Redacted screenshot shows the potential of NetBox data. This one page from a list of some 15,000 VMs, showing “Instance Ids” (VM identifiers), “Name” given to each VM, “VM type” (a per-cloud “model type” for the VM), “Primary IP” (the private IP of the VM within the cloud), “Public IP” (the public IP of the VM in cloud public IP space), “VPC ID” (VPC or equivalent), “Subnet” (private network within cloud where the VM resides), “Status” (running status of the VM), “OS” (estimated operating system running on the VM) and “Tags” (metadata for sorting, and searching).
NetBox normalizes all the data from the three cloud providers into a single, uniform pane, explained Pearce. The orange tagging indicates AWS, blue is Azure and green is GCP and you can see all of these presents in the example.
“You no longer have to visit three separate cloud consoles and manually consolidate information to get a unified view of your cloud assets,” he said.

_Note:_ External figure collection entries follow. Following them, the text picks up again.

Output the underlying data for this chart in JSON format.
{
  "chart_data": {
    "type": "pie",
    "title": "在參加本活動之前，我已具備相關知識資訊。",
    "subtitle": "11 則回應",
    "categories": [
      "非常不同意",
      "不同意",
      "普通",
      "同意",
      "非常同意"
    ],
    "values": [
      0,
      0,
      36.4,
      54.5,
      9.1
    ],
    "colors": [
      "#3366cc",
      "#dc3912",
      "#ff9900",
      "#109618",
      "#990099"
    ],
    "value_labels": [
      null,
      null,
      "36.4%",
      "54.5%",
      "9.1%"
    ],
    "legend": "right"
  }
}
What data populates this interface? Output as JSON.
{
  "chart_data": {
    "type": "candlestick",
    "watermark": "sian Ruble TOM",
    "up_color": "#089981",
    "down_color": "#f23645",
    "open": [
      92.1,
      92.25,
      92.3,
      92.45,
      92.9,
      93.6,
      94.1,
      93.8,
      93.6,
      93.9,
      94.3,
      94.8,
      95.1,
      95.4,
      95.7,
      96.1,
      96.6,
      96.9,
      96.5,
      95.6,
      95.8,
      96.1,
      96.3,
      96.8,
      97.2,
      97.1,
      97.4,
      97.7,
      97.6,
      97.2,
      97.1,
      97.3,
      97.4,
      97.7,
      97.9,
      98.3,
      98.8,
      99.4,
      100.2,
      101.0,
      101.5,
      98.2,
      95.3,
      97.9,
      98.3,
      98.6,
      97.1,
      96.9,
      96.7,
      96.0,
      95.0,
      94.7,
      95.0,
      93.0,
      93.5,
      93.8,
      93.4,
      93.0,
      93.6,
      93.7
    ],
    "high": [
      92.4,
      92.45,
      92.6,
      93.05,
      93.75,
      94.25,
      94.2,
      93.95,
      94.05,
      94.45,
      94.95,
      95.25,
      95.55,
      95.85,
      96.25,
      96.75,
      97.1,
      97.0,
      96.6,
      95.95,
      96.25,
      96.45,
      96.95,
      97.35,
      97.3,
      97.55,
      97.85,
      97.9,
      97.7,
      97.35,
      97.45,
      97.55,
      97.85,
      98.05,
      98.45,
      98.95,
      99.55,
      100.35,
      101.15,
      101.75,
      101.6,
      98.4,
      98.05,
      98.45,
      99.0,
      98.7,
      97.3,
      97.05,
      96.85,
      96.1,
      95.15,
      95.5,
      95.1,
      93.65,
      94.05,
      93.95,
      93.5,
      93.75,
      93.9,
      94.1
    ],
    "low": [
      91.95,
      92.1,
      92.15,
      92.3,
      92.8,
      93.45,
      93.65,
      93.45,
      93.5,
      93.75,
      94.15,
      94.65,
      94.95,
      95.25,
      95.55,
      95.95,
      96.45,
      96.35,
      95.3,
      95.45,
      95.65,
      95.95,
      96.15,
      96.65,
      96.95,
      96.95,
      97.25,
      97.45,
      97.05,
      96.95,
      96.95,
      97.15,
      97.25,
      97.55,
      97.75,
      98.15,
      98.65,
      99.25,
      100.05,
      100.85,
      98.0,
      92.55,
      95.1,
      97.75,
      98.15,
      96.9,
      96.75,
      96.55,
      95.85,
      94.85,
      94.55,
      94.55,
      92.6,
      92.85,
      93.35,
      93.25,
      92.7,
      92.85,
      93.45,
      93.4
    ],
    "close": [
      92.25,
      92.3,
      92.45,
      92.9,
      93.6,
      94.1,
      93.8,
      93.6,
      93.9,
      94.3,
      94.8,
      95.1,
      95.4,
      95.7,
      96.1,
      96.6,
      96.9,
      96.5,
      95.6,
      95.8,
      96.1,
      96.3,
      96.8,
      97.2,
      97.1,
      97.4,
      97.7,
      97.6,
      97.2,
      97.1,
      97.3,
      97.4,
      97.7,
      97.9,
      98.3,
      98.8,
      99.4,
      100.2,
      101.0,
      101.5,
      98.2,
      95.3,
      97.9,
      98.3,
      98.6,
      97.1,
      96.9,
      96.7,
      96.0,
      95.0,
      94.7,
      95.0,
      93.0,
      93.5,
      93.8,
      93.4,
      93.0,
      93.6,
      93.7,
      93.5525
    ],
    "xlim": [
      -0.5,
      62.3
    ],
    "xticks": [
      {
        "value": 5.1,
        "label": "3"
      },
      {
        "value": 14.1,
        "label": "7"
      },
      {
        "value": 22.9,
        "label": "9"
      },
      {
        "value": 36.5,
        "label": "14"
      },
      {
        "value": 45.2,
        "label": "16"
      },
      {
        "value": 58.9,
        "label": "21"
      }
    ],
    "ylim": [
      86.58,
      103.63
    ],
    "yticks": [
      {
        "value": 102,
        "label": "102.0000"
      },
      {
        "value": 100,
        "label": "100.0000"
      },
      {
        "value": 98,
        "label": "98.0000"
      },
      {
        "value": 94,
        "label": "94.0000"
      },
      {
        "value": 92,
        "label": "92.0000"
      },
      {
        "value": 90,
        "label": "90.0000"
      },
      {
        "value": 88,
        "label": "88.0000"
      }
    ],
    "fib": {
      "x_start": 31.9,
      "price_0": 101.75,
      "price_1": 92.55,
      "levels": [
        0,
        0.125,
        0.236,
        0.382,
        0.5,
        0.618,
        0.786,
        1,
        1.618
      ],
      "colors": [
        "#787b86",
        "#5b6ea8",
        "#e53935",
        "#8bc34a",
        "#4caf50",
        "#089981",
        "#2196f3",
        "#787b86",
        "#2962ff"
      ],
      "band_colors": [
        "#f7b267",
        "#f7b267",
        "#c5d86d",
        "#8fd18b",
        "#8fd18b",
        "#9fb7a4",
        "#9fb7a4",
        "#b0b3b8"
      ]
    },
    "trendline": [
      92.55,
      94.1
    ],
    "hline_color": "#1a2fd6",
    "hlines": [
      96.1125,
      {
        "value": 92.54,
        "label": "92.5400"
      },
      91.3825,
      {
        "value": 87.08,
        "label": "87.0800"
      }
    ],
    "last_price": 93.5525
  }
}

The VM type field is built from what standard models (or “instance types”) are available from each cloud provider, and any custom VM models from GCP are added to the database as they are encountered, he explained.
Most of the fields displayed here are dynamic links that lead to more links to the object hierarchy within the cloud model.
“You can also search on almost every field and/or combination of tags and fields,” Pearce said. “Once you get into the world of tagging, it is hard to stop creating tags for each use case that you encounter.”
The interface is good for looking up a single offending IP and finding the VM owner. It allows the IT team to find all VPCs that have a VPN connection to a specific on-prem data center. The tool also allows for analyzing the impact of a connectivity problem on this data center.
“These assets are all conveniently tagged, so it is simple to search for this tag to produce a report,” Pearce said.
If you are dealing with tens or hundreds of results, NetBox allows the export of the search results to common formats, such as CSV. This export and report generation capability makes it easy for less technical users to consume NetBox data by importing it into their own tools for auditing, compliance, financial analysis and other purposes.
“If you want to consume NetBox in a continuous, scalable, automated fashion and depend on NetBox as the “source of truth”, you should be using the NetBox REST API interface, as this is the real power of the tool,” said Pearce.
The GUI is simply a front end that depends on the API, he explained. His team frequently uses Postman to prototype NetBox REST interactions and then turn these into Python code.